Solar panels have been installed on the roof of the Scottish National War Memorial at Edinburgh Castle as part of measures to reduce carbon emissions.

They were placed on the building as part of Historic Environment Scotland’s (HES) ongoing program to reduce energy consumption in the historic properties under its care.

The renewable energy generated by the new solar panels is expected to reach around 26,500 kWh per year, which equates to around 6,680 kg of CO2.

It is expected that this will more than offset the electricity consumption of the war memorial building, and any additional energy generated will be used elsewhere on the castle site.

The signs are not visible from anywhere else in the city (Historic Environment Scotland/PA)

The signs are not visible from any vantage point of the site or the city as the memorial sits atop Castle Rock and has a high parapet.

David Mitchell, Director of Conservation at HES, said: “As a major player under the Climate Change Act 2009, we have a responsibility to lead by example in reducing our carbon emissions and developing innovative approaches to promote sustainability.

“The installation of solar panels on one of Scotland‘s most iconic historic sites is another step forward in our efforts to significantly reduce the carbon we generate on our estate.

“Edinburgh Castle accounts for 26% of our total carbon emissions and 18% of the total electricity consumption in the properties we manage.

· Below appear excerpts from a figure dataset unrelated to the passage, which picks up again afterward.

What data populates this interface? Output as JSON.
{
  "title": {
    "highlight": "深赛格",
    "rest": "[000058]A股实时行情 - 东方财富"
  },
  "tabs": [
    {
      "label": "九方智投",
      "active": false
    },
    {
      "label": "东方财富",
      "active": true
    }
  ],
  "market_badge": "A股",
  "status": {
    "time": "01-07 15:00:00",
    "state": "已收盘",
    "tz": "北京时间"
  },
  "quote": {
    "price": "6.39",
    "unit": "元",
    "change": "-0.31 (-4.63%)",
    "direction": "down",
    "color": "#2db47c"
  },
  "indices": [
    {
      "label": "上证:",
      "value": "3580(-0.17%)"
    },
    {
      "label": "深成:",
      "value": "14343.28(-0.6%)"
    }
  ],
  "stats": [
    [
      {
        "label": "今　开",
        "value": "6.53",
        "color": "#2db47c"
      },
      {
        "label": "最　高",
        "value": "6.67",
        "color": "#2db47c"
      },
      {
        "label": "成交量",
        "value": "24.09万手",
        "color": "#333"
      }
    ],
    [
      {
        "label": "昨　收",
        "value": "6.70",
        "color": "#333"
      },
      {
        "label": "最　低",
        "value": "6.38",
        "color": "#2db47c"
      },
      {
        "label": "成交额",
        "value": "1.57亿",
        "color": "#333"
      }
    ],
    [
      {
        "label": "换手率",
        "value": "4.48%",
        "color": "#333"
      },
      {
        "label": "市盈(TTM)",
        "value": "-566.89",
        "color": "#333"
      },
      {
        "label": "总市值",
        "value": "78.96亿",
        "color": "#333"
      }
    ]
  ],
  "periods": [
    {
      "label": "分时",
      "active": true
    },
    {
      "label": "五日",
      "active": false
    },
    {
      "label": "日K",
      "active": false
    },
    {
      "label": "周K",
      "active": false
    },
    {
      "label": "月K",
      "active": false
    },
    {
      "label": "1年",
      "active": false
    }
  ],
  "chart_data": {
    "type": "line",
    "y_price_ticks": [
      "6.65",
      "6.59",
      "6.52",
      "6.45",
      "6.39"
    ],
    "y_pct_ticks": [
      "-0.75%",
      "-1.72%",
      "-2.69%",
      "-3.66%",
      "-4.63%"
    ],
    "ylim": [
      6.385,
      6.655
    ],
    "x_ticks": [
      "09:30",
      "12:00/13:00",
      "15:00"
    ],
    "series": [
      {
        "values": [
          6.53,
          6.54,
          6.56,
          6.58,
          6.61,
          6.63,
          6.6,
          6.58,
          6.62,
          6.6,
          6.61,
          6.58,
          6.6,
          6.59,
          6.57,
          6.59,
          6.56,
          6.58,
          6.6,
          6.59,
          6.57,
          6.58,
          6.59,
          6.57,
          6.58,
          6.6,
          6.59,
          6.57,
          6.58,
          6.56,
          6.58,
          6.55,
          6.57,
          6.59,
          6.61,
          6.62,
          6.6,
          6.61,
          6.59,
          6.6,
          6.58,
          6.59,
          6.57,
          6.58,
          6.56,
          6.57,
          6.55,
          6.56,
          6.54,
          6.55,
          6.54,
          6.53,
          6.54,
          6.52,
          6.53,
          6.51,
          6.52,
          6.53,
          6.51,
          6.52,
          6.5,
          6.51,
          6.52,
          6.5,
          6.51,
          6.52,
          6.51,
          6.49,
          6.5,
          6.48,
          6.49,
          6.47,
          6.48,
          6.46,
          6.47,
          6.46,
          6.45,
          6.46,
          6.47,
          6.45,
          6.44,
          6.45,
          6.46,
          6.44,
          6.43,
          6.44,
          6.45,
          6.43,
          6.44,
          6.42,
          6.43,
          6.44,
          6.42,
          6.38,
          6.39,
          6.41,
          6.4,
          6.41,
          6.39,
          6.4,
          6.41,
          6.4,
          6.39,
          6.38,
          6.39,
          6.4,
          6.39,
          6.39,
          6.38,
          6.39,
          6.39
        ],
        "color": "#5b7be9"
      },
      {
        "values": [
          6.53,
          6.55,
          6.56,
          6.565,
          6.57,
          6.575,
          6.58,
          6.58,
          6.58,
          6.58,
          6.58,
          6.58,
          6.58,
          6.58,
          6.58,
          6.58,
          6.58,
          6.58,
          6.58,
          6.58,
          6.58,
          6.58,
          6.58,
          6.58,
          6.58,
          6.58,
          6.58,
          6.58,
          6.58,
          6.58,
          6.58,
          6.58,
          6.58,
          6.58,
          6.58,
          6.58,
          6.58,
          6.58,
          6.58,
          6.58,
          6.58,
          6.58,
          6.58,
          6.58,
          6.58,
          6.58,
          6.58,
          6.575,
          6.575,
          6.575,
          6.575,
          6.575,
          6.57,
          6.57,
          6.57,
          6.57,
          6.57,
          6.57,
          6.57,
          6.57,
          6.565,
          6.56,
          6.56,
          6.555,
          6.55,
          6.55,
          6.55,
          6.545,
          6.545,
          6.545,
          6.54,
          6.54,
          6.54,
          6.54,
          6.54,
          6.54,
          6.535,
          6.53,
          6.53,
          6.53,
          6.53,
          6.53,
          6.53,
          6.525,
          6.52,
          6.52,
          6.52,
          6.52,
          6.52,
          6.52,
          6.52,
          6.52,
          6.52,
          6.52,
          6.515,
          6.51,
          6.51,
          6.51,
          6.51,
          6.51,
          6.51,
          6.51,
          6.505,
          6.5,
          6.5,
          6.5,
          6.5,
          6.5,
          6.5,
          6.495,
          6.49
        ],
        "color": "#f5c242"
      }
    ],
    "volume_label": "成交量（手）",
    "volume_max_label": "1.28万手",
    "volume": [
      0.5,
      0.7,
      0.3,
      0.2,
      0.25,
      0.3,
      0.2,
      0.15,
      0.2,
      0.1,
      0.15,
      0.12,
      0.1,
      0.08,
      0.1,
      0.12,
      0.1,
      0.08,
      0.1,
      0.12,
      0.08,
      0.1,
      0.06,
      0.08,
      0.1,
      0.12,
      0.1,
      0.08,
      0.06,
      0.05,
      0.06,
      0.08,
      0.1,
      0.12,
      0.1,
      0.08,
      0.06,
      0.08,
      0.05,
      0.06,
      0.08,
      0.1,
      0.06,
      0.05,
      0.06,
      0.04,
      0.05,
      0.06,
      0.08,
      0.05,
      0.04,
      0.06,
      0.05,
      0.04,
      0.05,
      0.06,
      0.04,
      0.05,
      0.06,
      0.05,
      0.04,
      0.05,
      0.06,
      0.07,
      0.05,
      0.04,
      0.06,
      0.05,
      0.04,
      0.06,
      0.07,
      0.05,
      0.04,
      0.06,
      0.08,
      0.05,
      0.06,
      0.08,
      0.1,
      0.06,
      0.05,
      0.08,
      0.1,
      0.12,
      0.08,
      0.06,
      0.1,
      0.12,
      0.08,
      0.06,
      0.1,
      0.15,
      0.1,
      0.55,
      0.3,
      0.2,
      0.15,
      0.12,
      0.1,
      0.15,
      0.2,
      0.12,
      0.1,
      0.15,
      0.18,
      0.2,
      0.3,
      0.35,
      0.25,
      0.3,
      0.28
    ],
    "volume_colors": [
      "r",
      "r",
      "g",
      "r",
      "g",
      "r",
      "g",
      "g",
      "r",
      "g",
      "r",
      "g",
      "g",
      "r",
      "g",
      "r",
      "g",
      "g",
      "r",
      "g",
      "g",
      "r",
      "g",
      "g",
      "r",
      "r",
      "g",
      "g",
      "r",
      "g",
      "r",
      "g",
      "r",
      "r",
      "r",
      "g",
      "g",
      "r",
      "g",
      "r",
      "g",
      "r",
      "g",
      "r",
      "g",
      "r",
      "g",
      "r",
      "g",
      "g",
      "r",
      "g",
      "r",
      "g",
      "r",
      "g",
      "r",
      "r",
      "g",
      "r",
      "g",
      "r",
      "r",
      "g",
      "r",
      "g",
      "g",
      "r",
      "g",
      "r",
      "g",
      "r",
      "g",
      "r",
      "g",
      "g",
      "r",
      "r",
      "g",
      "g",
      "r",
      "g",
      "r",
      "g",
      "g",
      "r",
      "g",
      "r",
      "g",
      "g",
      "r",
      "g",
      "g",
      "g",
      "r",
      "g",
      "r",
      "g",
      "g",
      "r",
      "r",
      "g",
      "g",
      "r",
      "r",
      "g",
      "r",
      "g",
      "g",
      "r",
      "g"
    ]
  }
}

It is therefore essential that we look for ways to reduce this.

“It was crucial that the design plans take into consideration the historical, cultural and emotional significance of the War Memorial, involving close collaboration with the administrators.

“The final plans for the installation of these panels have been sensitively designed to take into account the historic fabric of the building and the wider views from the War Memorial and Edinburgh Castle itself to the city and surrounding area.

“By initiating projects such as this, we can demonstrate that historic buildings are part of the solution to reducing emissions and helping Scotland reach net zero.”

Solar panels
HES has pledged to be net zero by 2045 (Historic Environment Scotland/PA)

HES said the panels will help bolster carbon reduction efforts at Edinburgh Castle where, in the 10 years to 2018/19, there was a 29% reduction in energy use and 46% of associated carbon emissions.

Opened in July 1927, the memorial houses and displays the rolls of honor of Scottish Servicemen from all Armed Services, Dominions, Merchant Navy, Women’s Services, Nursing Services and Civilian Casualties of all the Wars from 1914 nowadays.

HES said the design of the panel installation sensitively considered both the cultural significance of the monument and its historical fabric.

Prior to commencing work, HES engaged with a range of stakeholders through the planning process, including working closely with the administrators who manage the building.

The work was funded by Scottish Enterprise and the installation was carried out by AES Solar.

HES said it is committed to becoming net zero by 2045, in line with Scottish Government targets, by halving its annual emissions over the next 10 years and beyond.